At the core of the WINGS architecture is a workflow generation and validation algorithm that propagates component and dataset constraints throughout the structure of the workflow. This algorithm and its underlying reasoning are at the core of our research. Here is how it works.
From an underspecified user request, WINGS generates workflow candidates that are consistent with the request and completes their specification so they can be submitted for execution. In the process, WINGS validates each workflow candidate and eliminates those that contain inconsistent constraints for their datasets and components. The algorithm elaborates workflow candidates in three major phases:
Phase 1. Component selection: Starting from the end data products in the workflow, the workflow is traversed backwards and for each component find additional constraints on any input arguments given the constraints on output. If an abstract component is encountered in the workflow, then the component catalog is asked for a set of specialized components that match the current workflow constraints. A new workflow candidate is created with each specialized component, and the backward sweep proceeds. Some parameter values may be set during this step as more constraints on arguments are introduced. At the end of this step, the constraints have been propagated to the workflow inputs for each workflow candidate.

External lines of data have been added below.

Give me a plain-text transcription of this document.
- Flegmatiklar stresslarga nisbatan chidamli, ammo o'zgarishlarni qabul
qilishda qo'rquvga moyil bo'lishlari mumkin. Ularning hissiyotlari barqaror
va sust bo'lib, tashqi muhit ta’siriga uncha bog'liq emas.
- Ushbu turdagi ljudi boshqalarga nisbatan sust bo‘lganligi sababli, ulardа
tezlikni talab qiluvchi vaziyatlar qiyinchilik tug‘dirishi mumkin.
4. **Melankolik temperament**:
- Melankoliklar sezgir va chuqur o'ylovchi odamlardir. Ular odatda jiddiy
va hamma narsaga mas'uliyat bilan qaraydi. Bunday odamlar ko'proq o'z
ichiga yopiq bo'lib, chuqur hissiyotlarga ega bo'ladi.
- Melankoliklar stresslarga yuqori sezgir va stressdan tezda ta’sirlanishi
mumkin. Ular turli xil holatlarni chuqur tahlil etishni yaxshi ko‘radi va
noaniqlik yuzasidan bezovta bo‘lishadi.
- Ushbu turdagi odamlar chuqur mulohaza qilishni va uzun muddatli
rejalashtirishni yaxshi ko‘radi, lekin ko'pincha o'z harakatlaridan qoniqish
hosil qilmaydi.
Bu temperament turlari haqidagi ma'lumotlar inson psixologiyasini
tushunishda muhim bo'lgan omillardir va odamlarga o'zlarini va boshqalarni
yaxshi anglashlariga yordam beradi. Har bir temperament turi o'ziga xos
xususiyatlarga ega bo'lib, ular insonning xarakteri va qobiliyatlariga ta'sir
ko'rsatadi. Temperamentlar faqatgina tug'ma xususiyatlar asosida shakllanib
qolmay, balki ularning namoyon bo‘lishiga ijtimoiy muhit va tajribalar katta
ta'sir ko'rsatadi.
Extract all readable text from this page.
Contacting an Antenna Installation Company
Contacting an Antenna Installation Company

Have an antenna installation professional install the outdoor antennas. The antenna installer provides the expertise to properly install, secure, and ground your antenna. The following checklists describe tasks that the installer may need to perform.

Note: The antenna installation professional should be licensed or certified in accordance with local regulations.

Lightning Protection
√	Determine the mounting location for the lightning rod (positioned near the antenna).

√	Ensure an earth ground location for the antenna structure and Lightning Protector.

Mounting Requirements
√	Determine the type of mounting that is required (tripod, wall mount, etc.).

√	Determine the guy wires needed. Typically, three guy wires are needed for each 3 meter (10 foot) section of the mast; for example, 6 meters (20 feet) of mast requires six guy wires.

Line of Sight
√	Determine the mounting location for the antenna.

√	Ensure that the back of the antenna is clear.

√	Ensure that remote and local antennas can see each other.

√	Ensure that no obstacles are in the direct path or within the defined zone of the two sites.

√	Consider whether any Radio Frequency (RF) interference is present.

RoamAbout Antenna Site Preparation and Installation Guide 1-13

Phase 2. Dataset selection: Given the constraints on inputs from the prior step, the data catalog is queried to find available datasets that match those constraints. There can be more than one dataset combinations for a given input set. For each combination of datasets, a new workflow candidate is created by binding the input data variables to matching data objects. Candidates with no matching data sources will be rejected as invalid. The data catalog is then queried about additional metadata properties for each dataset in a workflow candidate, which will be used in the next step.
Phase 3. Parameter selection: Given the metadata properties of the input datasets from phase 2 and their additional constraints propagated in phase 1, traverse the workflow forward and for each step query the component catalog for additional constraints on its outputs given the constraints on its inputs. This step results in workflows that contain metadata properties for all intermediate and final workflow data products. For each step, the component catalog is also queried regarding parameter values that are appropriate given the constraints on input and output datasets. For each choice of parameter settings, a new workflow candidate is created. Candidates are rejected if no parameter settings are possible, or if the component constraints are incompatible with its input data constraints.
Only valid and completely specified workflows are generated with this algorithm. The user can select a subset and WINGS converts them to a format appropriate for the execution engine of choice.
There are a lot of details in papers, and a sample of the internal representations in the posting of our entry to the First Provenance Challenge.